The quota for grant of new H-1B Petitions, which is the reason for registration and lottery, is capped by statute at 65,000 for individuals with bachelor’s degrees and an additional 20,000 for individuals with master’s degrees from U.S. universities. The system is designed to give individuals with U.S. master’s degrees an advantage in that they are considered applicants for both the 20,000 master’s cap lottery and the 65,000 general-lottery. Once the H-1B beneficiary wins the lottery, he or she is exempt from future lotteries so long as that individual starts the H-1B employment. This exemption allows for a change of jobs or a request for extension of H-1B status. There are other exemptions from the quotas for first-time H-1B applicants, such as employment with U.S. secondary educational institutions such as universities, colleges, nonprofit, and government research organizations.
The employer filing the H-1B Petition normally seeks employment for the beneficiary in the maximum-allowed three-year increment, although a shorter period can be requested. The maximum period an applicant may hold H-1B status (including extensions) is six years, and the applicant can work for multiple employers during that period. This six-year cap is subject to three significant exceptions. The H-1B period can be extended beyond six years if: 1.) the beneficiary of the H-1B has an employment-based immigrant visa petition approved in a retrogressed category; 2) a labor certification has been pending in excess of one year or is approved and still valid; or 3) employment in the United States by the beneficiary is intermittent or less than six months of each year and the beneficiary primarily lives abroad. As are result, there are many individuals working in the United States in H-1B status well-beyond six years due to these exceptions.
The first step in the H-1B process is the determination of prevailing wage, which is a regulatory requirement that an employer agrees to pay prevailing wage and prepare a Public Access File (PAF) to document wage compliance. Prevailing wage information is published by the Department of Labor (DOL) and is divided into four categories based upon the requirements of the position in terms of education and experience. Prevailing wage is also determined by geographical area that is commonly called a metropolitan statistical area (MSA). The prevailing wage will vary greatly depending upon the anticipated place of employment, which is to be expected since New York City and Topeka are significantly different job markets. The employer must also agree to pay the H-1B employee the actual wage offered to other employees at the place of employment, which is the salary offered to others performing the same or similar job with similar credentials.
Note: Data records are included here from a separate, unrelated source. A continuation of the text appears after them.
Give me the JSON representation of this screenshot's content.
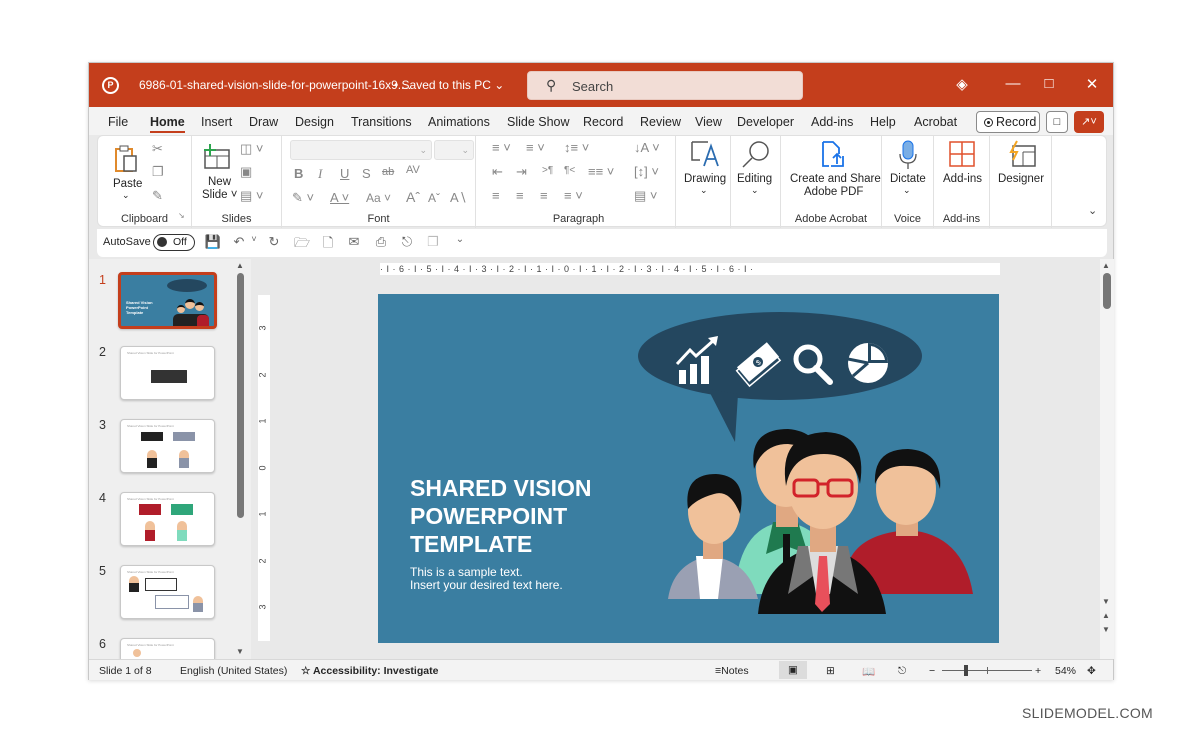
{
  "titlebar": {
    "doc_title": "6986-01-shared-vision-slide-for-powerpoint-16x9....",
    "save_status": "• Saved to this PC",
    "search_placeholder": "Search",
    "icons": [
      "powerpoint-logo-icon",
      "search-icon",
      "premium-diamond-icon",
      "minimize-icon",
      "maximize-icon",
      "close-icon"
    ]
  },
  "menu": {
    "tabs": [
      "File",
      "Home",
      "Insert",
      "Draw",
      "Design",
      "Transitions",
      "Animations",
      "Slide Show",
      "Record",
      "Review",
      "View",
      "Developer",
      "Add-ins",
      "Help",
      "Acrobat"
    ],
    "active_tab": "Home",
    "record_label": "Record"
  },
  "ribbon": {
    "clipboard": {
      "paste": "Paste",
      "label": "Clipboard"
    },
    "slides": {
      "new_slide_1": "New",
      "new_slide_2": "Slide",
      "label": "Slides"
    },
    "font": {
      "bold": "B",
      "italic": "I",
      "underline": "U",
      "strike": "S",
      "strike2": "ab",
      "spacing": "AV",
      "case": "Aa",
      "grow": "Aˆ",
      "shrink": "Aˇ",
      "label": "Font",
      "font_name": "",
      "font_size": ""
    },
    "paragraph": {
      "label": "Paragraph"
    },
    "drawing": {
      "label": "Drawing"
    },
    "editing": {
      "label": "Editing"
    },
    "acrobat": {
      "button_1": "Create and Share",
      "button_2": "Adobe PDF",
      "label": "Adobe Acrobat"
    },
    "voice": {
      "dictate": "Dictate",
      "label": "Voice"
    },
    "addins": {
      "button": "Add-ins",
      "label": "Add-ins"
    },
    "designer": {
      "button": "Designer"
    }
  },
  "qat": {
    "autosave_label": "AutoSave",
    "autosave_state": "Off"
  },
  "thumbnails": [
    {
      "num": "1",
      "active": true,
      "caption": "Shared Vision PowerPoint Template"
    },
    {
      "num": "2",
      "active": false,
      "caption": "Shared Vision Slide for PowerPoint"
    },
    {
      "num": "3",
      "active": false,
      "caption": "Shared Vision Slide for PowerPoint"
    },
    {
      "num": "4",
      "active": false,
      "caption": "Shared Vision Slide for PowerPoint"
    },
    {
      "num": "5",
      "active": false,
      "caption": "Shared Vision Slide for PowerPoint"
    },
    {
      "num": "6",
      "active": false,
      "caption": "Shared Vision Slide for PowerPoint"
    }
  ],
  "ruler": {
    "horizontal": "· I · 6 · I · 5 · I · 4 · I · 3 · I · 2 · I · 1 · I · 0 · I · 1 · I · 2 · I · 3 · I · 4 · I · 5 · I · 6 · I ·",
    "vertical": [
      "3",
      "2",
      "1",
      "0",
      "1",
      "2",
      "3"
    ]
  },
  "slide": {
    "title_1": "SHARED VISION",
    "title_2": "POWERPOINT",
    "title_3": "TEMPLATE",
    "sub_1": "This is a sample text.",
    "sub_2": "Insert your desired text here.",
    "bubble_icons": [
      "growth-chart-icon",
      "money-icon",
      "magnifier-icon",
      "pie-chart-icon"
    ],
    "colors": {
      "background": "#3a7ea1",
      "bubble": "#24475f",
      "skin": "#f0c19a",
      "glasses": "#d2232a",
      "tie": "#e8505b",
      "red_shirt": "#b01d2a",
      "green_shirt": "#7fdbbd"
    }
  },
  "status": {
    "slide_info": "Slide 1 of 8",
    "language": "English (United States)",
    "accessibility": "Accessibility: Investigate",
    "notes": "Notes",
    "zoom": "54%",
    "zoom_level_percent": 54
  },
  "watermark": "SLIDEMODEL.COM"
}
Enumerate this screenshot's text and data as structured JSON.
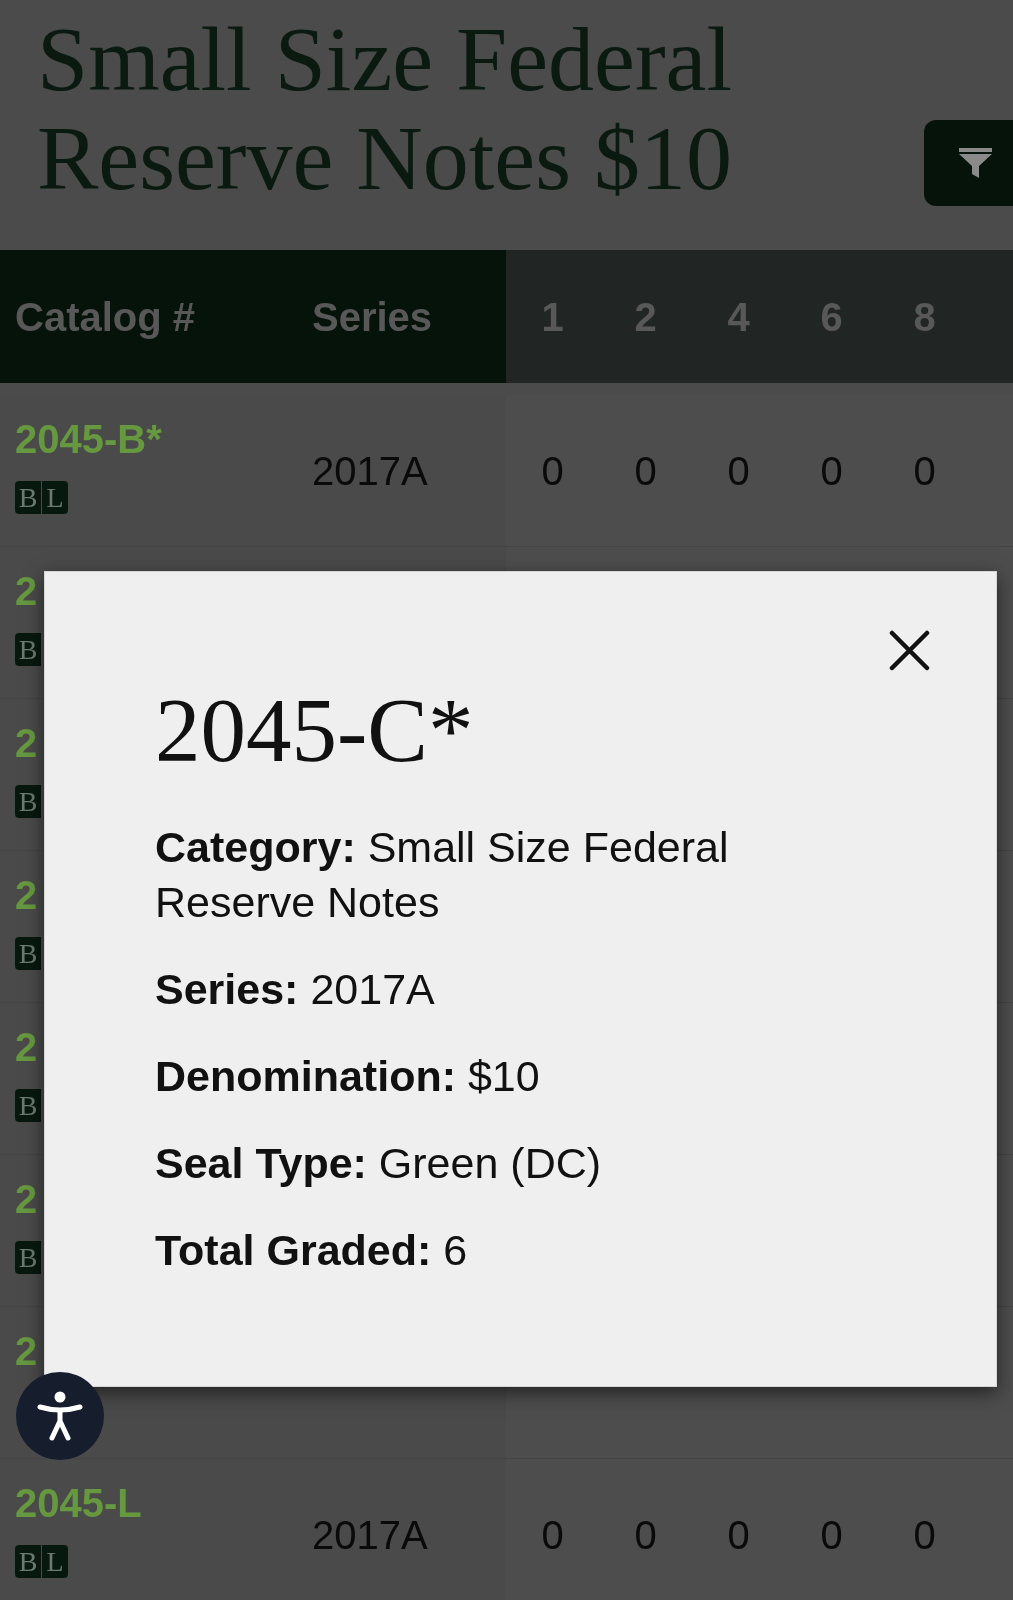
{
  "page": {
    "title": "Small Size Federal Reserve Notes $10"
  },
  "table": {
    "columns": [
      "Catalog #",
      "Series",
      "1",
      "2",
      "4",
      "6",
      "8"
    ],
    "rows": [
      {
        "catalog": "2045-B*",
        "badge": [
          "B",
          "L"
        ],
        "series": "2017A",
        "counts": [
          "0",
          "0",
          "0",
          "0",
          "0"
        ]
      },
      {
        "catalog": "2",
        "badge": [
          "B"
        ]
      },
      {
        "catalog": "2",
        "badge": [
          "B"
        ]
      },
      {
        "catalog": "2",
        "badge": [
          "B"
        ]
      },
      {
        "catalog": "2",
        "badge": [
          "B"
        ]
      },
      {
        "catalog": "2",
        "badge": [
          "B"
        ]
      },
      {
        "catalog": "2"
      },
      {
        "catalog": "2045-L",
        "badge": [
          "B",
          "L"
        ],
        "series": "2017A",
        "counts": [
          "0",
          "0",
          "0",
          "0",
          "0"
        ]
      }
    ]
  },
  "modal": {
    "title": "2045-C*",
    "details": [
      "**Category:** Small Size Federal Reserve Notes",
      "**Series:** 2017A",
      "**Denomination:** $10",
      "**Seal Type:** Green (DC)",
      "**Total Graded:** 6"
    ]
  }
}
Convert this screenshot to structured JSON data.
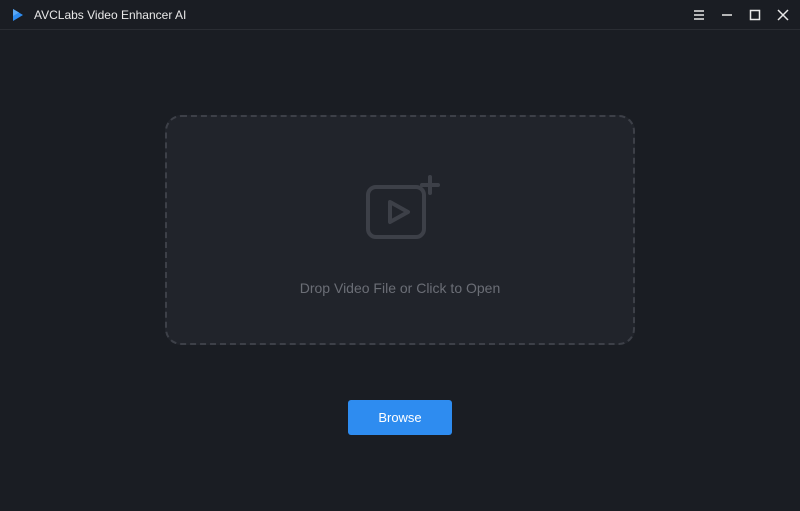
{
  "header": {
    "app_title": "AVCLabs Video Enhancer AI"
  },
  "dropzone": {
    "prompt_text": "Drop Video File or Click to Open"
  },
  "actions": {
    "browse_label": "Browse"
  }
}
The PAF includes, among other documents: an actual and prevailing wage memorandum; evidence that the employer has posted a notice for 10 days in the place of employment or headquarters that it is hiring a foreign worker at or above prevailing wage; a prevailing wage determination for that geographical area; and an explanation of the criteria used by the employer to determine the wage level. The DOL also requires the employer to certify that it will pay prevailing wage in a filing called a Labor Condition Application (LCA), a document which is attached to the H-1B Petition and provided to the H-1B beneficiary. The LCA takes seven days to be certified. Finally, the law does describe significant penalties for companies that violate DOL regulations regarding payment of prevailing wage and preparation of the PAF, assessments which occur during a DOL audit that is most often triggered by an H-1B employee complaint. So, it is important the employer prepare these documents in accordance with the regulations governing their creation to avoid issues of compliance in case of audit.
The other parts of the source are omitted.